WHAT TO SUBMIT:
We’re looking for photographic evidence of the world’s tackiest places, tackiest tourist poses and tackiest things. Consider this an excuse to dive into photo albums you haven’t looked at in years. There is no statute of limitations for tackiness.
We are NOT looking for cutesy tourist photos. A general rule of thumb is that if the average person rolls their eyes at your photo, either wondering why you “wasted” film on the shot (remember film?) or just can’t believe such a thing exists, we’d like to take a look. If people are comparing your photography to Anne Geddes (that chick that forces babies into broccoli costumes), then we wish you the best of luck elsewhere.
For an intellectual discourse on how we are reversing centuries of negative connotations attached to the word “tacky,” click here.
HOW TO SUBMIT:
E-mail a high-resolution copy of your photograph (a 300 dpi .jpg file is fine) to email@example.com with your name, location and date of the photo along with a few lines about the back story. Also include a quirky one or two line bio with a relevant link to your blog or other Website.
We can publish photos anonymously, but we need to verify you have the rights to grant us permission in the first place.
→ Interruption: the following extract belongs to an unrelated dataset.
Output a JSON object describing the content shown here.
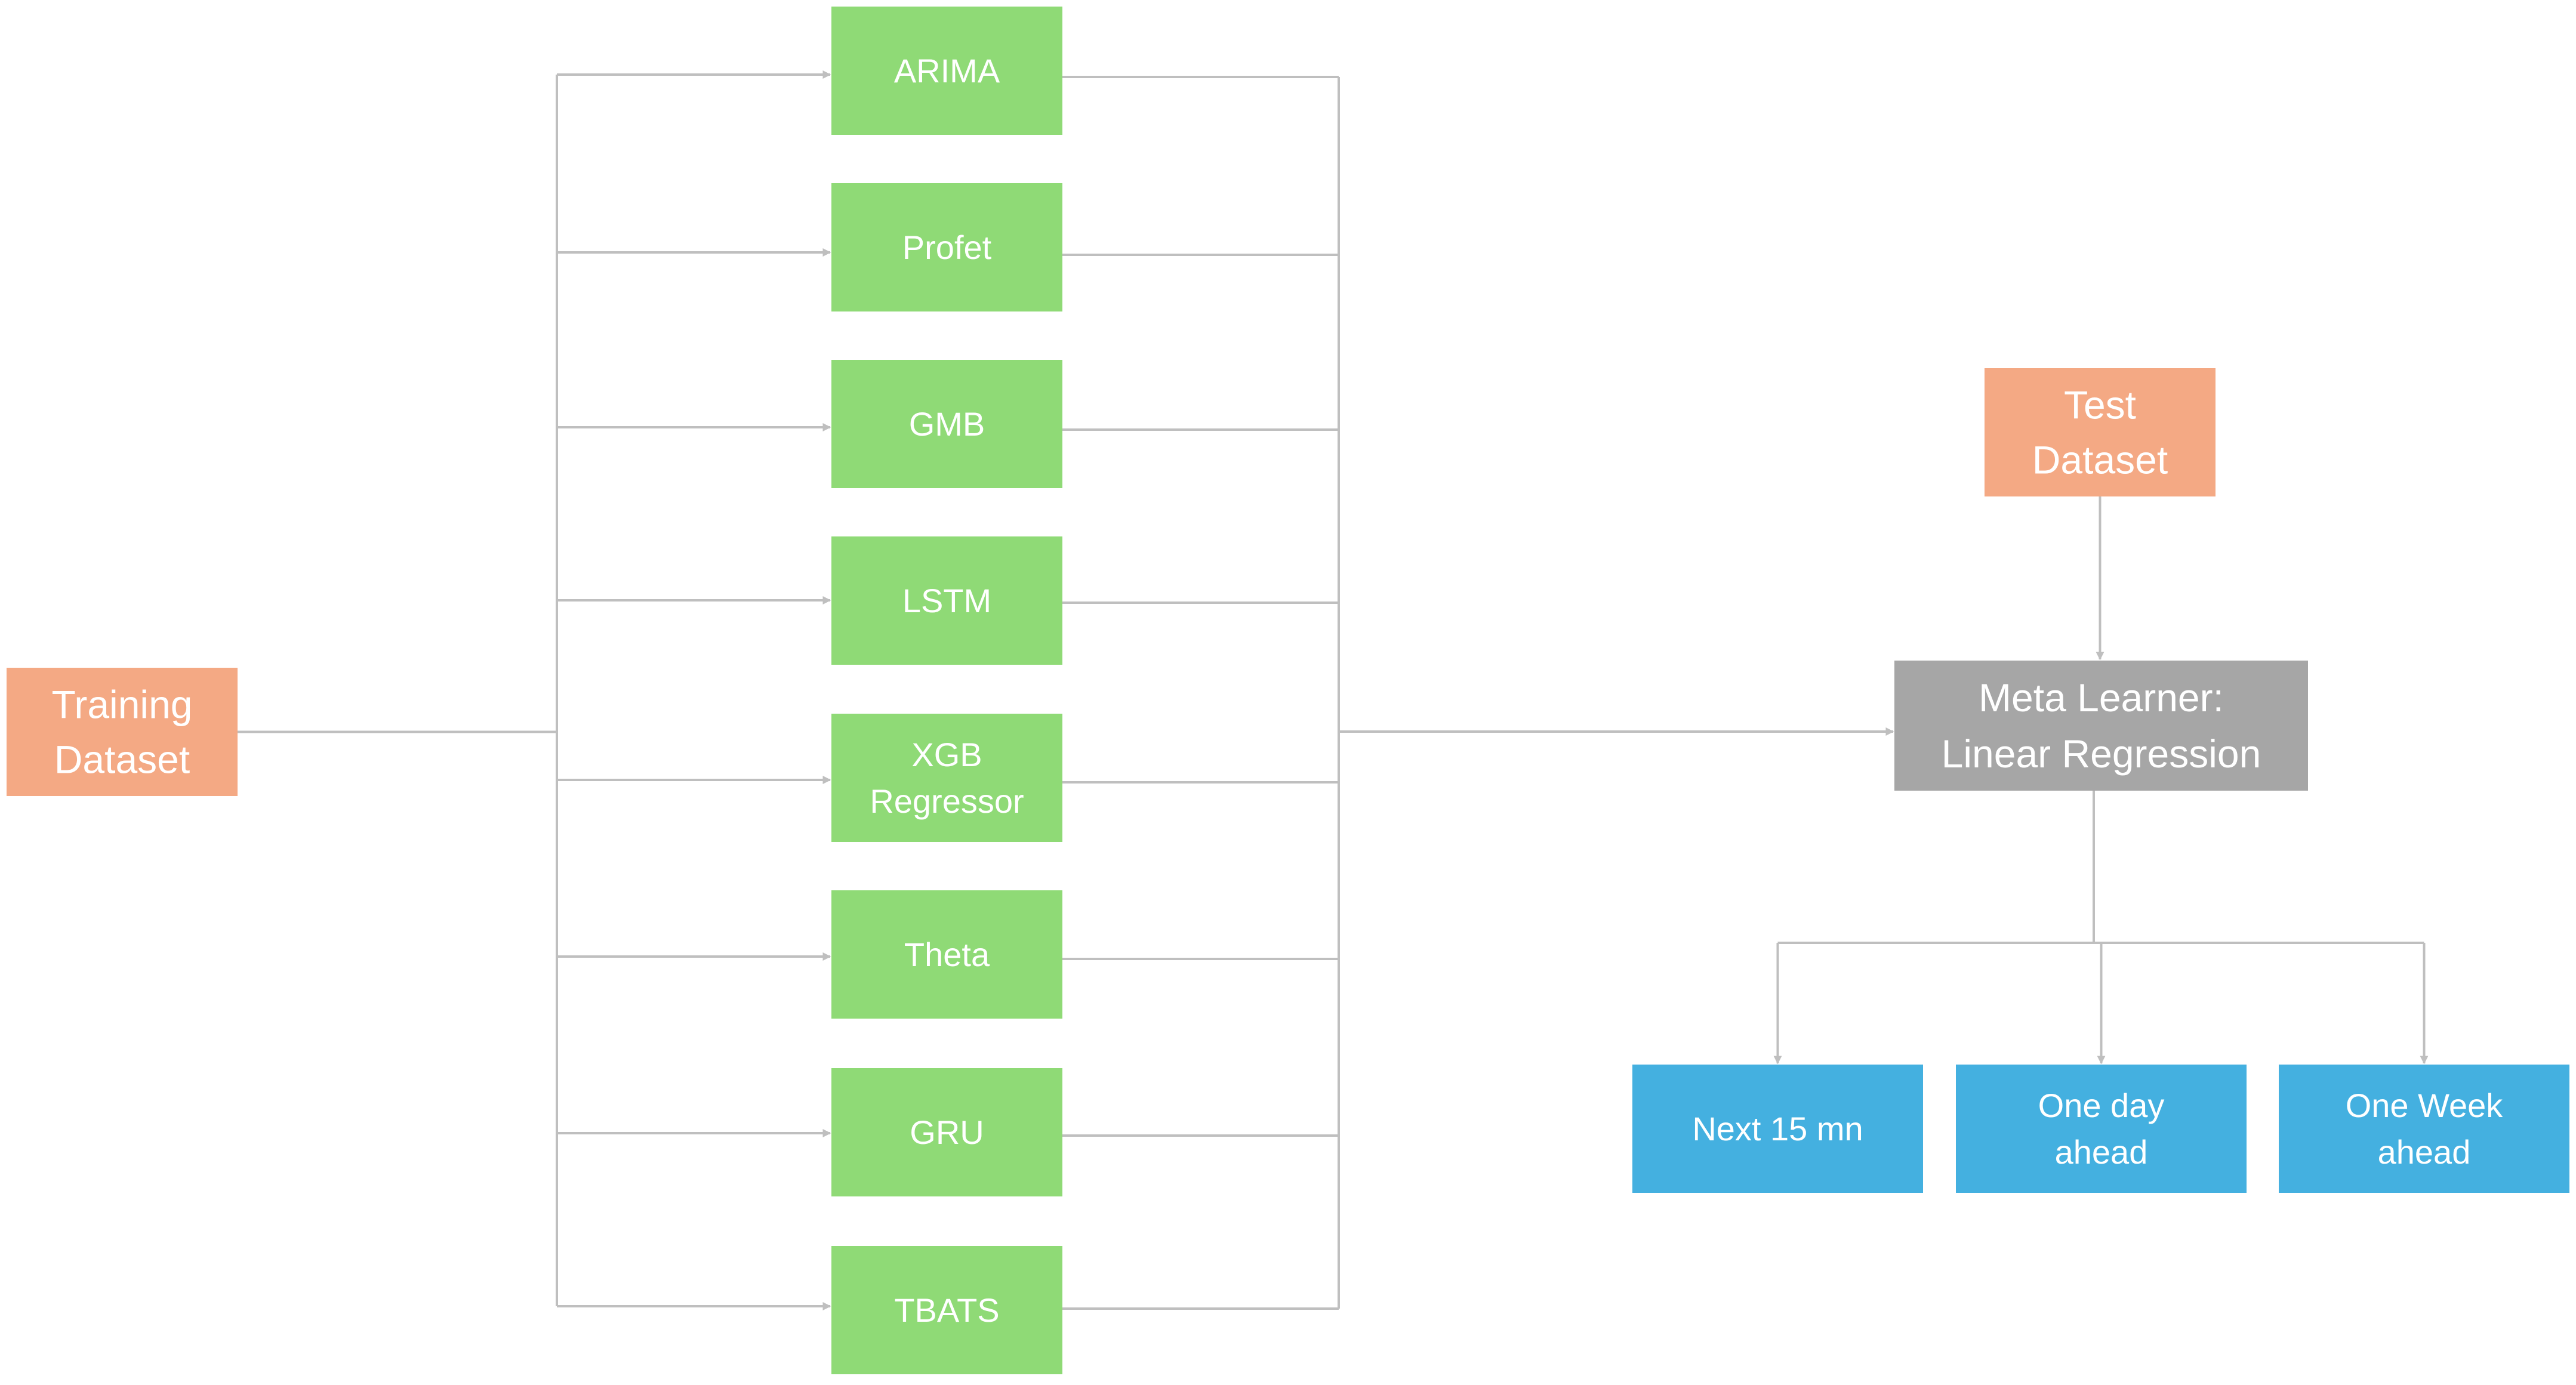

Also, please send us a brief note indicating we have your blessing to use your image on TackyTouristPhotos.com and to possibly include it in a TTP coffee table book.
Oh yes, the whole point of this exercise is to immortalize these precious moments in a handsome coffee table book.
LEGAL MUMBO JUMBO:
By e-mailing us your tacky photo, you agree to grant us the non-exclusive right to publish your submission in any media form under the current or future jurisdiction of the Tacky Tourist Photos empire. You also acknowledge that we cannot pay you and that your payment is the inner peace and satisfaction of being a TTP contributor. However, should your exposure on TTP lead to a lucrative modeling contract, we fully expect you to buy us lunch.